The Smiths, The Queen Is Dead



por Marcos Rodrigues



Em tempos de invenção de clássicos, fiquemos com quem realmente fez história. Antes que mentiras contadas por diversas vezes tornem-se verdades.


1986 foi um ano emblemático para o rock no Brasil. Na esteira do primeiro Rock In Rio (1985), uma enxurrada de informações sobre música pop chegou ao país. Ecos atrasados da new wave norteamericana, do punk e do postpunk inglês se atropelavam, juntos no mesmo caldeirão das diversas vertentes do rock britânico contemporâneo àquela segunda metade dos anos 80. Anorak, shoegaze, noise, suedehead, industrial, gótico e mais as aproximações do rock com os gêneros dançantes como a house e o northern soul, que desembocou em bandas como Happy Mondays.

A nascente revista Bizz tentava processar tudo isso e, ao mesmo tempo, dar conta da explosão de bandas nacionais em Brasília, Porto Alegre, São Paulo, Rio de Janeiro, Salvador e Curitiba. Com um grupo de jornalistas que consideravam que o verdadeiro Woodstock havia se dado num dia qualquer do verão de 77, quando os Sex Pistols tocaram na cinzenta Manchester (assistam 24h Party People, está tudo lá), a Bizz foi fundamental na difusão do moderno rock inglês nas metrópoles brasileiras. Entre muitos erros (Sigue Sigue Sputnik e congêneres) e alguns acertos, a revista ajudou a indústria fonográfica aportar bem por aqui uma banda fundamental: The Smiths.

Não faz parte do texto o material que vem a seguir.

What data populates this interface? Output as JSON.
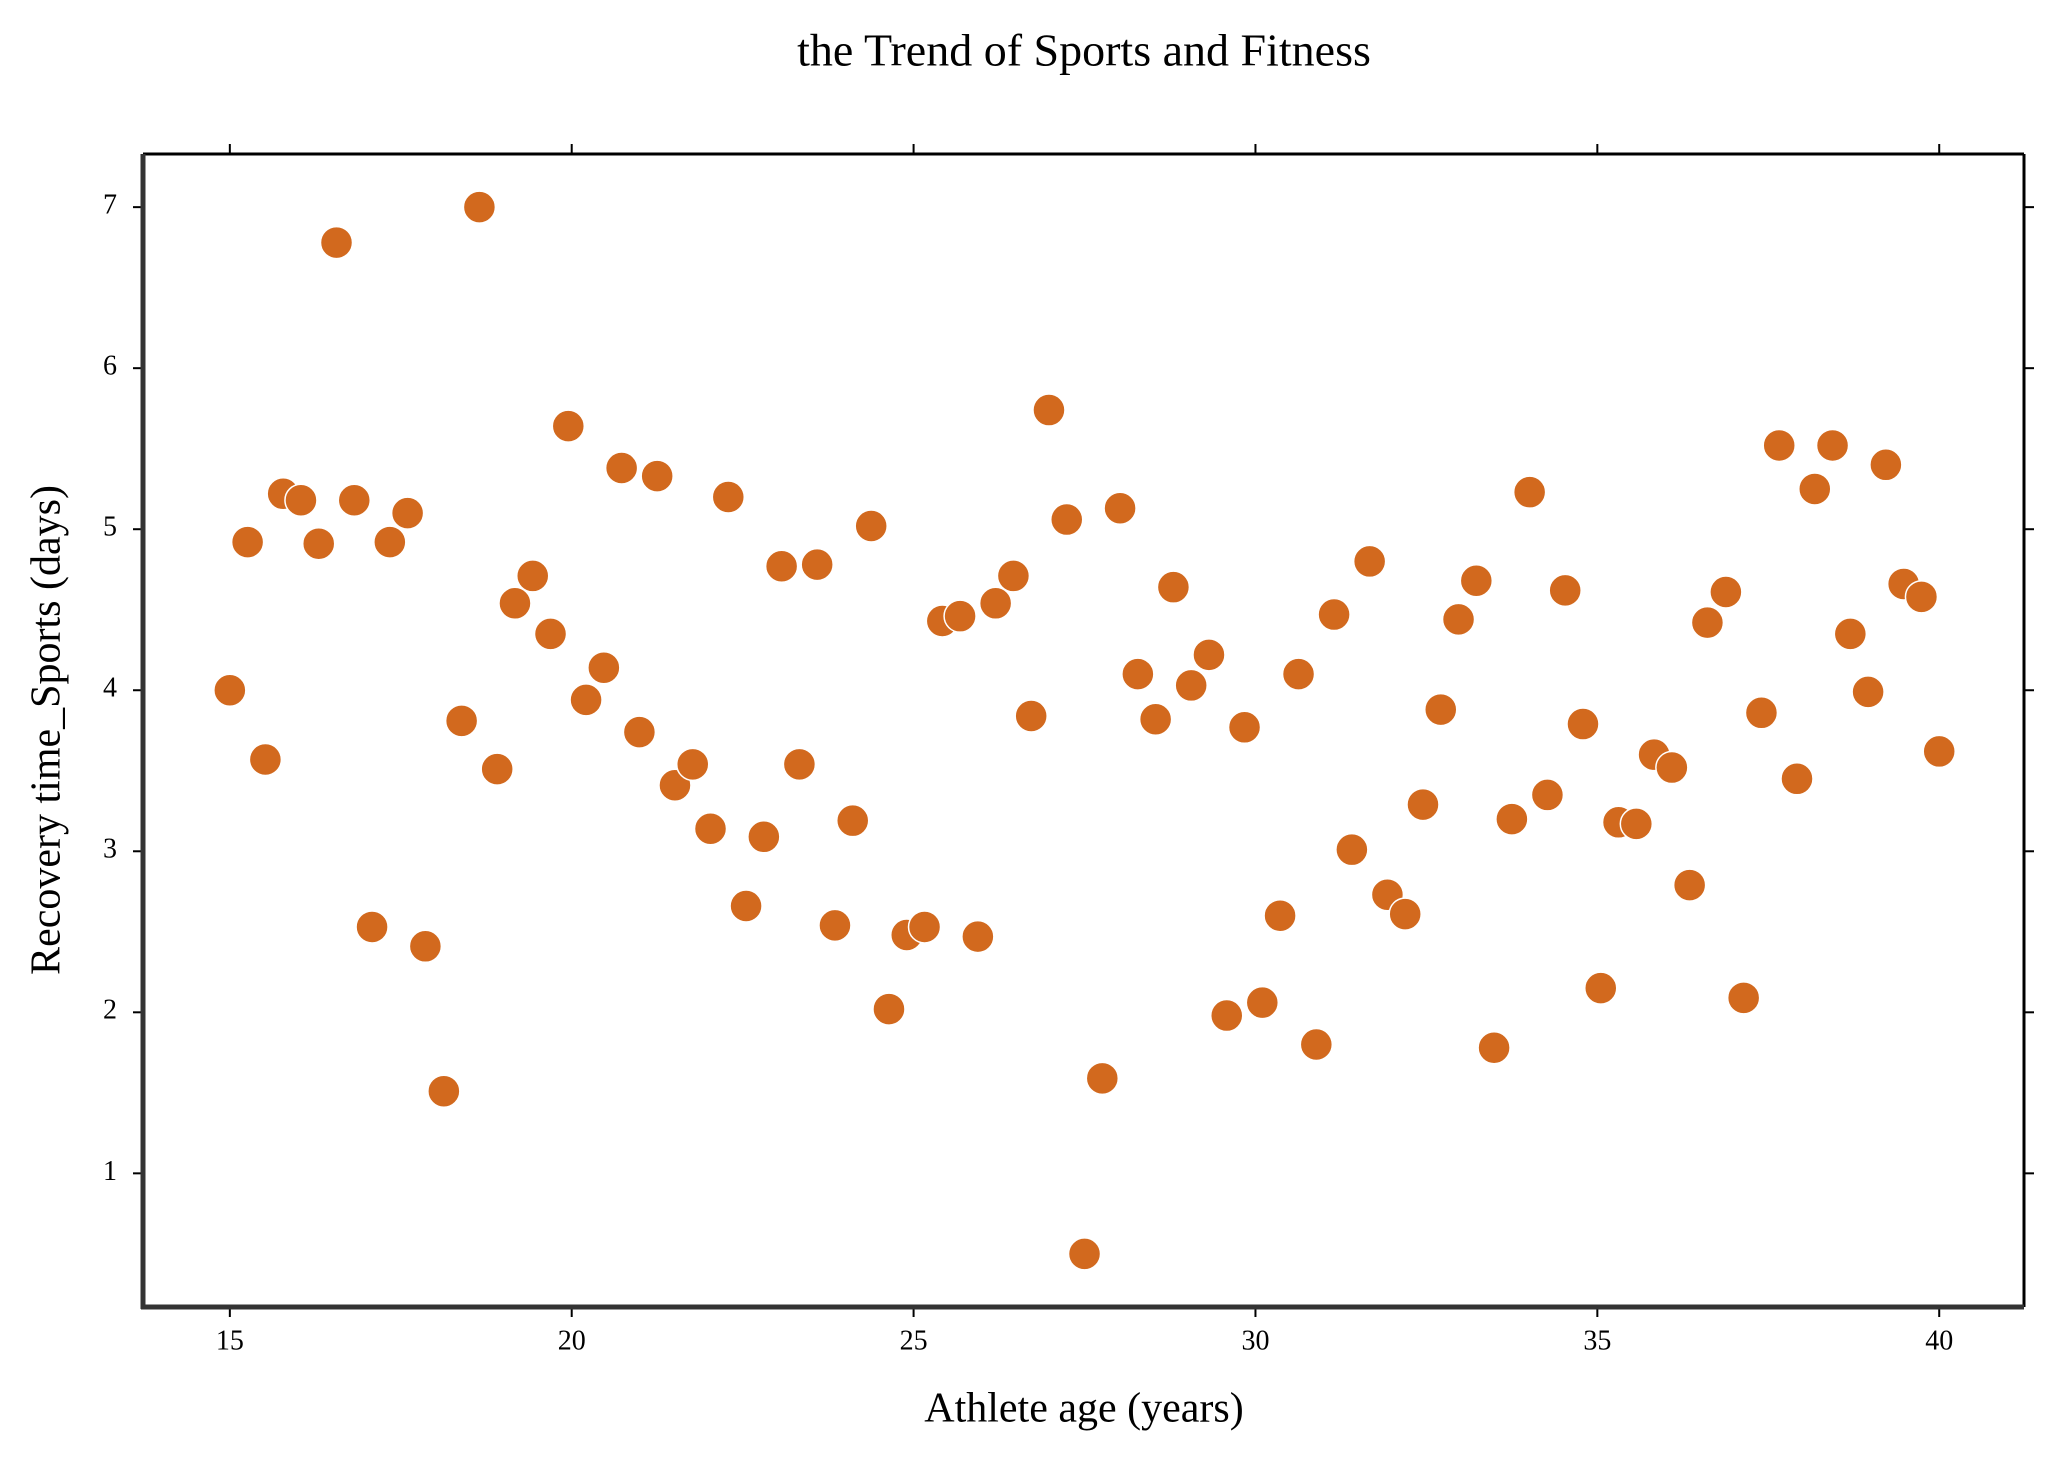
{
  "chart_data": {
    "type": "scatter",
    "title": "the Trend of Sports and Fitness",
    "x_label": "Athlete age (years)",
    "y_label": "Recovery time_Sports (days)",
    "color": "#d2691e",
    "xlim": [
      13.73,
      41.24
    ],
    "ylim": [
      0.17,
      7.33
    ],
    "xticks": [
      15,
      20,
      25,
      30,
      35,
      40
    ],
    "yticks": [
      1,
      2,
      3,
      4,
      5,
      6,
      7
    ],
    "grid": false,
    "series": [
      {
        "name": "Recovery time_Sports (days)",
        "color": "#d2691e",
        "x": [
          15.0,
          15.26,
          15.52,
          15.78,
          16.04,
          16.3,
          16.56,
          16.82,
          17.08,
          17.34,
          17.6,
          17.86,
          18.13,
          18.39,
          18.65,
          18.91,
          19.17,
          19.43,
          19.69,
          19.95,
          20.21,
          20.47,
          20.73,
          20.99,
          21.25,
          21.51,
          21.77,
          22.03,
          22.29,
          22.55,
          22.81,
          23.07,
          23.33,
          23.59,
          23.85,
          24.11,
          24.38,
          24.64,
          24.9,
          25.16,
          25.42,
          25.68,
          25.94,
          26.2,
          26.46,
          26.72,
          26.98,
          27.24,
          27.5,
          27.76,
          28.02,
          28.28,
          28.54,
          28.8,
          29.06,
          29.32,
          29.58,
          29.84,
          30.1,
          30.36,
          30.63,
          30.89,
          31.15,
          31.41,
          31.67,
          31.93,
          32.19,
          32.45,
          32.71,
          32.97,
          33.23,
          33.49,
          33.75,
          34.01,
          34.27,
          34.53,
          34.79,
          35.05,
          35.31,
          35.57,
          35.83,
          36.09,
          36.35,
          36.61,
          36.88,
          37.14,
          37.4,
          37.66,
          37.92,
          38.18,
          38.44,
          38.7,
          38.96,
          39.22,
          39.48,
          39.74,
          40.0
        ],
        "values": [
          4.0,
          4.92,
          3.57,
          5.22,
          5.18,
          4.91,
          6.78,
          5.18,
          2.53,
          4.92,
          5.1,
          2.41,
          1.51,
          3.81,
          7.0,
          3.51,
          4.54,
          4.71,
          4.35,
          5.64,
          3.94,
          4.14,
          5.38,
          3.74,
          5.33,
          3.41,
          3.54,
          3.14,
          5.2,
          2.66,
          3.09,
          4.77,
          3.54,
          4.78,
          2.54,
          3.19,
          5.02,
          2.02,
          2.48,
          2.53,
          4.43,
          4.46,
          2.47,
          4.54,
          4.71,
          3.84,
          5.74,
          5.06,
          0.5,
          1.59,
          5.13,
          4.1,
          3.82,
          4.64,
          4.03,
          4.22,
          1.98,
          3.77,
          2.06,
          2.6,
          4.1,
          1.8,
          4.47,
          3.01,
          4.8,
          2.73,
          2.61,
          3.29,
          3.88,
          4.44,
          4.68,
          1.78,
          3.2,
          5.23,
          3.35,
          4.62,
          3.79,
          2.15,
          3.18,
          3.17,
          3.6,
          3.52,
          2.79,
          4.42,
          4.61,
          2.09,
          3.86,
          5.52,
          3.45,
          5.25,
          5.52,
          4.35,
          3.99,
          5.4,
          4.66,
          4.58,
          3.62
        ]
      }
    ]
  }
}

Aos que não conhecem e aos que já ouviram falar mas torceram o bico e perderam a chance de conhecer corretamente a última banda original, The Smiths mereceram todo o hype que tiveram. O tempo só comprovou a magia que foi o encontro da poesia ácida e os vocais de Steven Patrick Morrisey, com a guitarra de dedilhados celestiais de Johnny Marr. A banda continua inimitável.

De onde saiu aquele som? Quem os precedeu? Um quê do rock dos anos 50, desconstruido e reprocessado, na linha angulosa do baixo de Andy Rourke? Algo do pop dos 60 nas batidas econômicas e precisas de Mike Joyce? A herança do som de Manchester não era suficiente. Por mais que o punk processado pela velha cidade industrial tenha nos legado o Buzzcocks e o Magazine e, aqui e ali, se perceba a velha raiva britânica nos Smiths, o som ia além. Morrisey, um tenor exigente munido de belos falsetes, era presidente de um fã clube devotado ao New York Dolls. Mas a resposta também não chega por ai. Como uma banda das ilhas britânicas, trinta anos depois que Rock Around The Clock havia sido gravada, ainda poderia criar uma sonoridade absolutamente nova? E mais do que isso; fascinante. A letra de How Soon is Now pode explicar um pouco "I am the son and the heir of a shyness that is criminally vulgar / i'm the son and heir of nothing in particular (...)". Completava a aura da banda, a aversão por videoclips e entrevistas; a sexualidade ambígua de Morrissey (ele se declarava celibatário) e uma concepção gráfica espartana para a capas, que privilegiavam o rosto humano, em nuances monocromáticas.

James Dean, Oscar Wilde, The New York Dolls e estrelas femininas dos anos 60 compunham o universo desencantado de Morrisey. Johnny Marr era o fiel escudeiro que embalava tudo isso em delicados fraseados. Uma guitarra semiacústica, alguns delays, distorções discretas e certeiras. E era isso.

A banda, que surgiu em 84, com alguns singles que deixaram a Inglaterra intrigada, lançou uma sequência de petardos em vinil pelo selo independente Rough Trade; todos absolutamente indispensáveis. Ainda que seja difícil destacar um só álbum na curta carreira dos Smiths, impossível mesmo é passar ao largo de "The Queen is Dead". O disco é mutas vezes descrito, em diversas listas, como 'o melhor de todos os tempos'. Exagero? Bom, digamos que o álbum tem outros concorrentes à altura. Mas definitivamente ali está um daqueles momentos em que o rock consegue ser sublime. Em que criadores se superam e fazem história. Canções como Bigmouth Strikes Again, com sua mítica introdução; There's a light That Never Goes Out; Cemetry Gates; Some girls are bigger than others; I Know it's over e a 'blockbuster' The boy in the thorn in his side são clássicos incontestes. Estão ai, fazem parte do patrimônio da música pop do mundo. Soam atuais, soam eternas.